The color of the iris is determined by the amount and distribution of melanin pigment in the stroma. Brown eyes have abundant anterior stromal pigment; blue eyes have little, relying on light scattering for their appearance.
The Ciliary Body
The ciliary body is the thickened ring of tissue between the iris and choroid. It has two primary functions:
- Aqueous production: The ciliary epithelium secretes aqueous humor continuously.
- Accommodation: The ciliary muscle controls the tension on the zonular fibers (also called the suspensory ligament of the lens). When the ciliary muscle contracts, zonule tension relaxes, allowing the elastic lens to become more spherical and increasing its power for near focus. When the muscle relaxes, zonules tighten, flattening the lens for distance vision.
The Lens
The crystalline lens is a transparent, biconvex structure suspended behind the iris by the zonular fibers. It contributes approximately 15 to 20 diopters of the eye's refractive power and provides all accommodation. The lens continues to grow throughout life as new fiber cells are added concentrically, causing the nucleus to become denser and less flexible with age, resulting in presbyopia.
Key Takeaways
- The cornea has five layers; the endothelium is critical for clarity and does not regenerate.

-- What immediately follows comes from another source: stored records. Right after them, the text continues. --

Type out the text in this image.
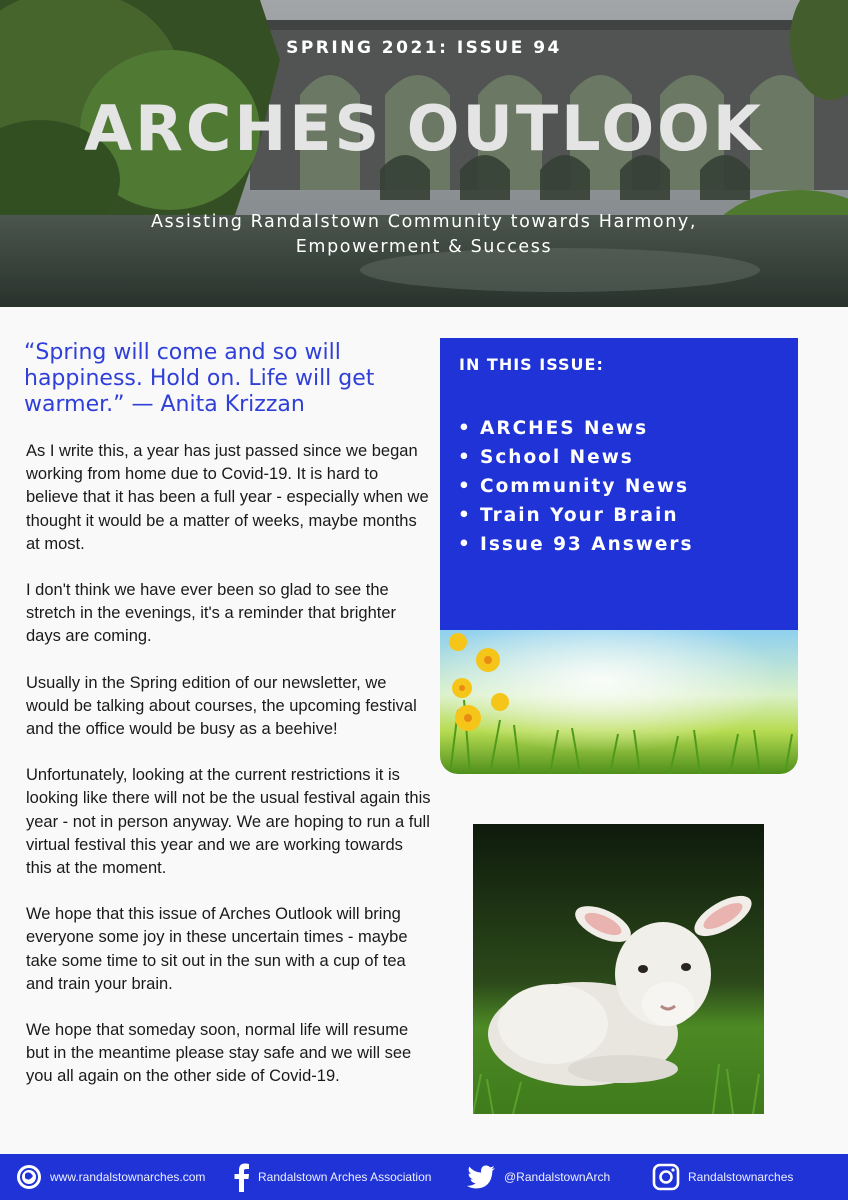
SPRING 2021: ISSUE 94
ARCHES OUTLOOK
Assisting Randalstown Community towards Harmony,
Empowerment & Success
“Spring will come and so will happiness. Hold on. Life will get warmer.” — Anita Krizzan

As I write this, a year has just passed since we began working from home due to Covid-19. It is hard to believe that it has been a full year - especially when we thought it would be a matter of weeks, maybe months at most.

I don't think we have ever been so glad to see the stretch in the evenings, it's a reminder that brighter days are coming.

Usually in the Spring edition of our newsletter, we would be talking about courses, the upcoming festival and the office would be busy as a beehive!

Unfortunately, looking at the current restrictions it is looking like there will not be the usual festival again this year - not in person anyway. We are hoping to run a full virtual festival this year and we are working towards this at the moment.

We hope that this issue of Arches Outlook will bring everyone some joy in these uncertain times - maybe take some time to sit out in the sun with a cup of tea and train your brain.

We hope that someday soon, normal life will resume but in the meantime please stay safe and we will see you all again on the other side of Covid-19.

IN THIS ISSUE:
• ARCHES News
• School News
• Community News
• Train Your Brain
• Issue 93 Answers
www.randalstownarches.com	Randalstown Arches Association	@RandalstownArch	Randalstownarches
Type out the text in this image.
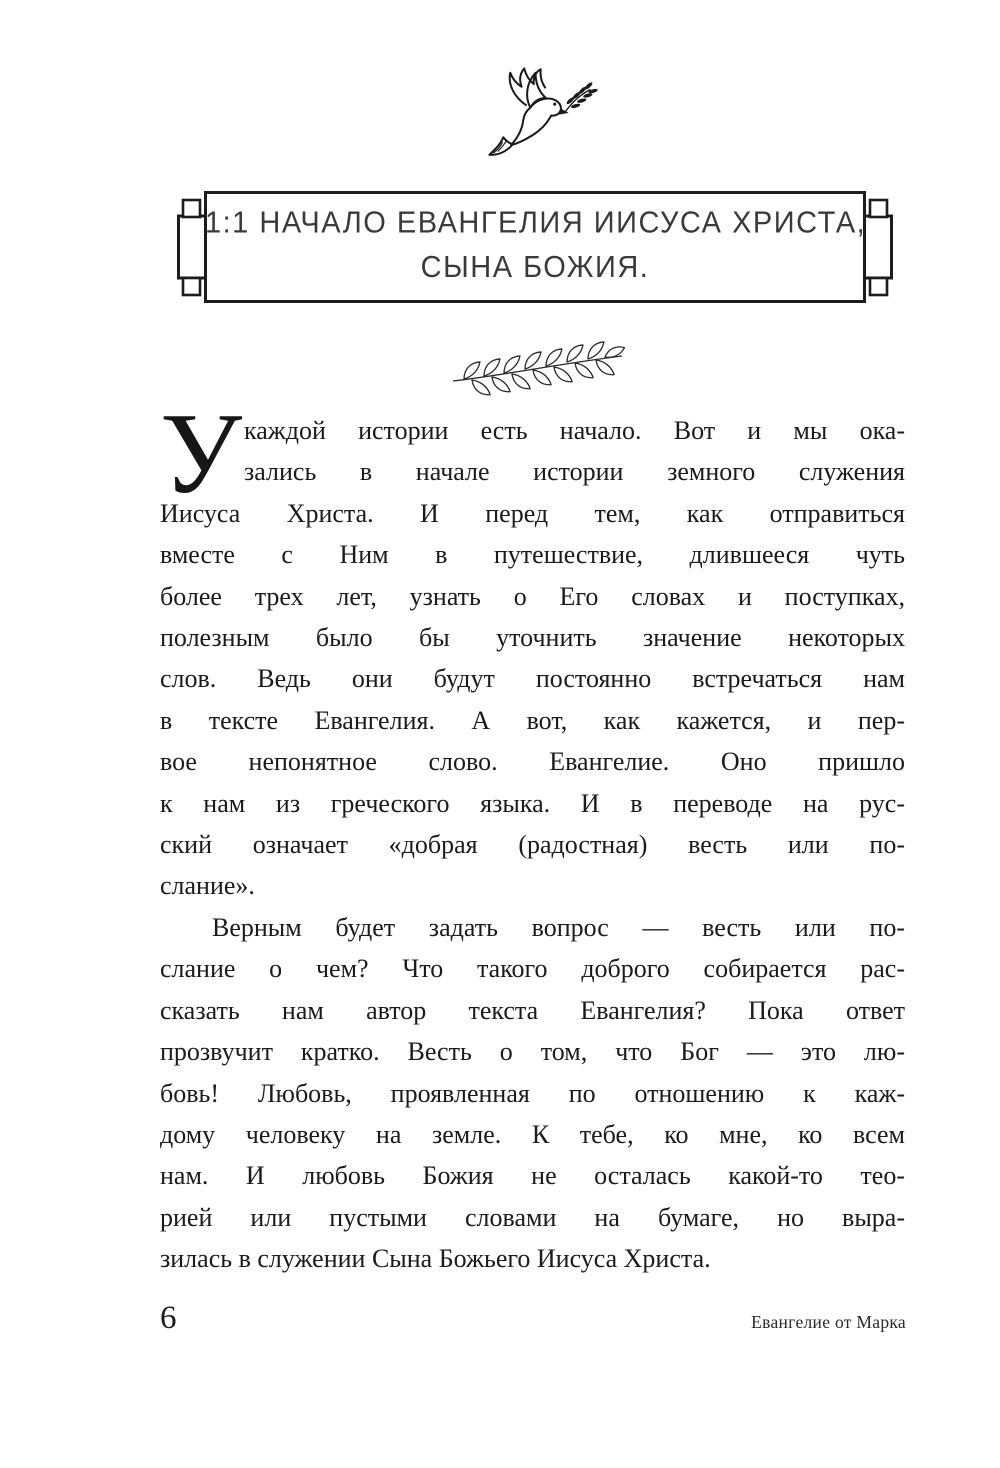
1:1 НАЧАЛО ЕВАНГЕЛИЯ ИИСУСА ХРИСТА,
СЫНА БОЖИЯ.
У каждой истории есть начало. Вот и мы ока-
зались в начале истории земного служения
Иисуса Христа. И перед тем, как отправиться
вместе с Ним в путешествие, длившееся чуть
более трех лет, узнать о Его словах и поступках,
полезным было бы уточнить значение некоторых
слов. Ведь они будут постоянно встречаться нам
в тексте Евангелия. А вот, как кажется, и пер-
вое непонятное слово. Евангелие. Оно пришло
к нам из греческого языка. И в переводе на рус-
ский означает «добрая (радостная) весть или по-
слание».
Верным будет задать вопрос — весть или по-
слание о чем? Что такого доброго собирается рас-
сказать нам автор текста Евангелия? Пока ответ
прозвучит кратко. Весть о том, что Бог — это лю-
бовь! Любовь, проявленная по отношению к каж-
дому человеку на земле. К тебе, ко мне, ко всем
нам. И любовь Божия не осталась какой-то тео-
рией или пустыми словами на бумаге, но выра-
зилась в служении Сына Божьего Иисуса Христа.
6	Евангелие от Марка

- Aqueous humor is produced by the ciliary body and drains primarily through the trabecular meshwork into Schlemm's canal.
- The iris controls pupil size via the sphincter (parasympathetic, miosis) and dilator (sympathetic, mydriasis) muscles.
- The ciliary body produces aqueous and controls accommodation via zonular fiber tension on the lens.
- Lens growth and nuclear hardening with age causes loss of accommodation (presbyopia).